UW Plays George Mason in Tourney, Team It Should Have Faced in 2006
Washington and George Mason are basketball teams that have never met, but they should have 15 years ago.
They were 2006 NCAA East Regional semifinalists in Washington, D.C., hopeful Sweet 16 participants. Yet they passed each other only in the hallways.
A Brandon Roy-led Husky team reluctantly went home after suffering a 98-92 overtime loss to Connecticut, doing all it could except upend the Big East powerhouse.
Two nights later, George Mason's Patriots pulled off the impossible, toppling the same UConn team 86-84 in overtime and becoming an unlikely Final Four entrant in Indianapolis.
UW followers always insisted that Roy, a consensus All-American selection and budding NBA lottery pick, and his teammates could have beat George Mason and made it to Indy with just another break or two.
On Monday night, these teams finally find themselves on the floor together, as opponents in the Crossover Classic in Sioux Falls, South Dakota, near the confluence of the South Dakota, Minnesota and Iowa state lines. Tipoff is at 6:30 p.m. PT, with ESPN+ broadcasting the action. It's the first of three games in as many nights for all participants.
After 15 years, George Mason (4-1) still is a fairly competitive basketball team in the Atlantic 10 Conference, having beaten 20th-ranked Maryland 71-66 already this season in a non-league encounter.
Not so the Huskies (2-2), who are still trying to distance themselves from rock bottom, which was a 5-21 showing last winter with nearly a whole different cast of scholarship players.
Holdover Hopkins basketballers will note something readily familiar about these Patriots, who are based out of Fairfax, Virginia.
George Mason's second-leading scorer is D'Shawn Schwartz, a 6-foot-7 forward and a transfer who played the previous four seasons for Colorado, starting 99 games for the Buffaloes, many of them against the UW.

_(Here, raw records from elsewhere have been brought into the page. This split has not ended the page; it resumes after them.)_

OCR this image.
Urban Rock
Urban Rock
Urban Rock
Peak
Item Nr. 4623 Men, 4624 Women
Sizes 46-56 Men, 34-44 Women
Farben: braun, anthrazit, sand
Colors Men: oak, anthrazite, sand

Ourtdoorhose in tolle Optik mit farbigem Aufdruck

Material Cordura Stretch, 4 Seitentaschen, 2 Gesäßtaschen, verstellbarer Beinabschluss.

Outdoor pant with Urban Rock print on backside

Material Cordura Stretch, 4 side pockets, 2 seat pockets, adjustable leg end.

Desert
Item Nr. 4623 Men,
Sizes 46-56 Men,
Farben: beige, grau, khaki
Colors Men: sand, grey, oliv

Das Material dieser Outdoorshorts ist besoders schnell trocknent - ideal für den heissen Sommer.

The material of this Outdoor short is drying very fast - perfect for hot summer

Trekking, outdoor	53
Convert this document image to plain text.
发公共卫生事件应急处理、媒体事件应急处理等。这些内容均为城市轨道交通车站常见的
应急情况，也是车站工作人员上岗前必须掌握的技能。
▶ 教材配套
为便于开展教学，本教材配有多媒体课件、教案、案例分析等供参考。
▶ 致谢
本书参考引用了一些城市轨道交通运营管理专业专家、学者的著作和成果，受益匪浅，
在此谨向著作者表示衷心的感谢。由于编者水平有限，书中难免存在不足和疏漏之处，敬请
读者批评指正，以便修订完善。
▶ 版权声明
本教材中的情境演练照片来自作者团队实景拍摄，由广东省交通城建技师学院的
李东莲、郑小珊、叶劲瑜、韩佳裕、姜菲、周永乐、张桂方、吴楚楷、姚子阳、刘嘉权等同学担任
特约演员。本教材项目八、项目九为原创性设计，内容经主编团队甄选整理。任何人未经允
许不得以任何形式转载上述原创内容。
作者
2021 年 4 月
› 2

Now averaging 15.4 points per game, Schwartz led his team past Maryland with a 24-point, 9-rebound and 3-steal outing. He's one of four double-figure scorers in the starting lineup.
Meantime, the Huskies are a little better than last season's basketball disaster, but they'll likely have to be a lot more successful to keep five-year coach Mike Hopkins in his job.
For now, Hopkins sends a smallish lineup onto the floor, one that has trouble shooting, not an ideal combination for success. The Huskies connect on just 33 percent of their shots from the field, 24.1 from 3-point range.
To its credit, this revamped UW team plays hard at all times and gets into an effective full-court, turnover-causing press on command.
Terrell Brown Jr., a graduate student and 6-foot guard who previously played for Arizona and Seattle U, tops the Huskies in scoring at 20.8 points per game, dropping 30 on Wyoming in his most recent outing.
Key to the UW competing at a higher level this season will be its ability to get McDonald's All-American Jackson Grant, a 6-foot-10 freshman forward from Olympia, Washington, ready to play as a collegian. Hopkins' team won't be competitive in the long run unless it finds an inside offensive presence, especially with such poor perimeter shooters.
Once the Huskies and George Mason finally settle things on the court, Hopkins' team will face South Dakota State (4-1) on Tuesday night at 6 and Steve Alford-coached Nevada (1-3) on Wednesday afternoon at 4, with all games shown on the ESPN+ network.